According to Omri, my Israeli friend who is currently living in Sweden, the Swedes have sneezing etiquette down as he has observed them all sneezing into their elbows. I noted his observation sounded just that, observational, rather than something he was use to partaking in. I let the issue drop to prevent him from having to confess to hand sneezing and me needing to be disgusted by it. In any case, I too use the elbow method when my top styling does not permit. It can be tricky as in the rush to marry nose to elbow, perfect placement of the nose is hard. As the head lunges back and then violently forward, it can be hard to maintain the alignment. Still, it is relatively contained and poses no real threat of germ sharing unless you were about to participate in a jig at a local barn dance.
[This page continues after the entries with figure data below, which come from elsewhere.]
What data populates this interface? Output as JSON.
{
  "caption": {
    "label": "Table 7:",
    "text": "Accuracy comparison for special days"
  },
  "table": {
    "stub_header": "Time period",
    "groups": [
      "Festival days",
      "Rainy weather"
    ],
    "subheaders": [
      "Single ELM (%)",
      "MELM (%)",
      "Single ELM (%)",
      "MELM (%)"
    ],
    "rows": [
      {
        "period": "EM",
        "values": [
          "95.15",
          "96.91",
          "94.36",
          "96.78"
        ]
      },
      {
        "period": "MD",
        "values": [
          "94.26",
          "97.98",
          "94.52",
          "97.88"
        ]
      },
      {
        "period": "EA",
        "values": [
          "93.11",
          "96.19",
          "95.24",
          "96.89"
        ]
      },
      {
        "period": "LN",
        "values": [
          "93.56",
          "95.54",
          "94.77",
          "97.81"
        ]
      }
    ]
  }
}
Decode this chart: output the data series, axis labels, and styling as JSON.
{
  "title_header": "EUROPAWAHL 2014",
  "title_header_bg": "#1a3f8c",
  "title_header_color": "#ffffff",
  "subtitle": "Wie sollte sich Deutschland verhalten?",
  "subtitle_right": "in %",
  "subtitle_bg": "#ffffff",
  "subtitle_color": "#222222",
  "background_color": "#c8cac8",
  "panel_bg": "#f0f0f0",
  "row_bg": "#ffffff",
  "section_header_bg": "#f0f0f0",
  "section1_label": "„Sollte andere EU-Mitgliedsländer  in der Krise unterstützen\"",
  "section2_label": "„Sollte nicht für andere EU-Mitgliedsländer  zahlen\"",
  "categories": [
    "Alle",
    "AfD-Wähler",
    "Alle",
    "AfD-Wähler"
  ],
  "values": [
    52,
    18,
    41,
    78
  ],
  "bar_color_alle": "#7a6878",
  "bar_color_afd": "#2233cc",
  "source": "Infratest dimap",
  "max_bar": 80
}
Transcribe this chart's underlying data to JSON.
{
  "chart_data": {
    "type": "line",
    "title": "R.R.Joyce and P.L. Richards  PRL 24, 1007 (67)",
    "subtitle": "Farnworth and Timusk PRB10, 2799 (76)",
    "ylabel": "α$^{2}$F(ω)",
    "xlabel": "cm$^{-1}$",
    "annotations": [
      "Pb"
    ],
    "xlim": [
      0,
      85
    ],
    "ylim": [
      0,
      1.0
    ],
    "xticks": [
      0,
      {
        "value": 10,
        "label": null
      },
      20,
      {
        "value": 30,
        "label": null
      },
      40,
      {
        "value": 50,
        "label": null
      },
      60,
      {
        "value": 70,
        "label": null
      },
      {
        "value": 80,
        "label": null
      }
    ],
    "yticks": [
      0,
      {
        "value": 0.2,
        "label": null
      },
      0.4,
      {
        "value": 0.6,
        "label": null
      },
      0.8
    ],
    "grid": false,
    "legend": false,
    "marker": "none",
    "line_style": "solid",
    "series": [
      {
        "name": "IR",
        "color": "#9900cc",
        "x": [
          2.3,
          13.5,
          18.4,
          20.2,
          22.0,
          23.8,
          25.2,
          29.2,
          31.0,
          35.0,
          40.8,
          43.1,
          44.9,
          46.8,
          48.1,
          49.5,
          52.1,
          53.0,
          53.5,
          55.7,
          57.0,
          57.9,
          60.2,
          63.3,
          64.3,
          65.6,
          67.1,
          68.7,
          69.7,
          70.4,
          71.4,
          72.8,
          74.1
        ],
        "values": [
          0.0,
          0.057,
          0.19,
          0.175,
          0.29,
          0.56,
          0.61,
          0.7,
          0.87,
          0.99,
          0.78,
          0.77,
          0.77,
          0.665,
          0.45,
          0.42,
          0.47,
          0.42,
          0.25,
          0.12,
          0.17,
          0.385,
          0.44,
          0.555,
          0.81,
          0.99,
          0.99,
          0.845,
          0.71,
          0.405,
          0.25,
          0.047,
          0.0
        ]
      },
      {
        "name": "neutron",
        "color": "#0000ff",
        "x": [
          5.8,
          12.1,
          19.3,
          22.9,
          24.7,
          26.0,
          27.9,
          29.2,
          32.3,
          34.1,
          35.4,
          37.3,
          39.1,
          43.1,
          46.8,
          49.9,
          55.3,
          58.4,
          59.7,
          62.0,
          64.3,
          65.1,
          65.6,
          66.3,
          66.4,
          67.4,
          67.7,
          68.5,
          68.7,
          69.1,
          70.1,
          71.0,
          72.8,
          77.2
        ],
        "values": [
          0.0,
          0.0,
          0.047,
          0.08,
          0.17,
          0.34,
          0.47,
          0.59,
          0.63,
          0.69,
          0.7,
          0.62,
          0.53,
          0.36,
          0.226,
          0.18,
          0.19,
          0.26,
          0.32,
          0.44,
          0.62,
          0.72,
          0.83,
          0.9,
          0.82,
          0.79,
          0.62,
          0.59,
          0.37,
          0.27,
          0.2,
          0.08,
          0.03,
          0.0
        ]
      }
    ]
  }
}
I would advise against this type of dancing even without the risk of elbow germs.

Sneeze down your shirt, sneeze into your elbow, sneeze over you shoulder if that's all you can muster and there's nobody standing behind you. But for the love of crumb cake, don't sneeze into your goddamned hands unless you are willing to IMMEDIATELY go and wash them. If you plan to open a door, pat me on the back or share a bowl grapes, wash your hands or keep your diseased digits as far away from me and others as is humanly possible.

Oh, and you can apply all of this to coughing as well. Thank you.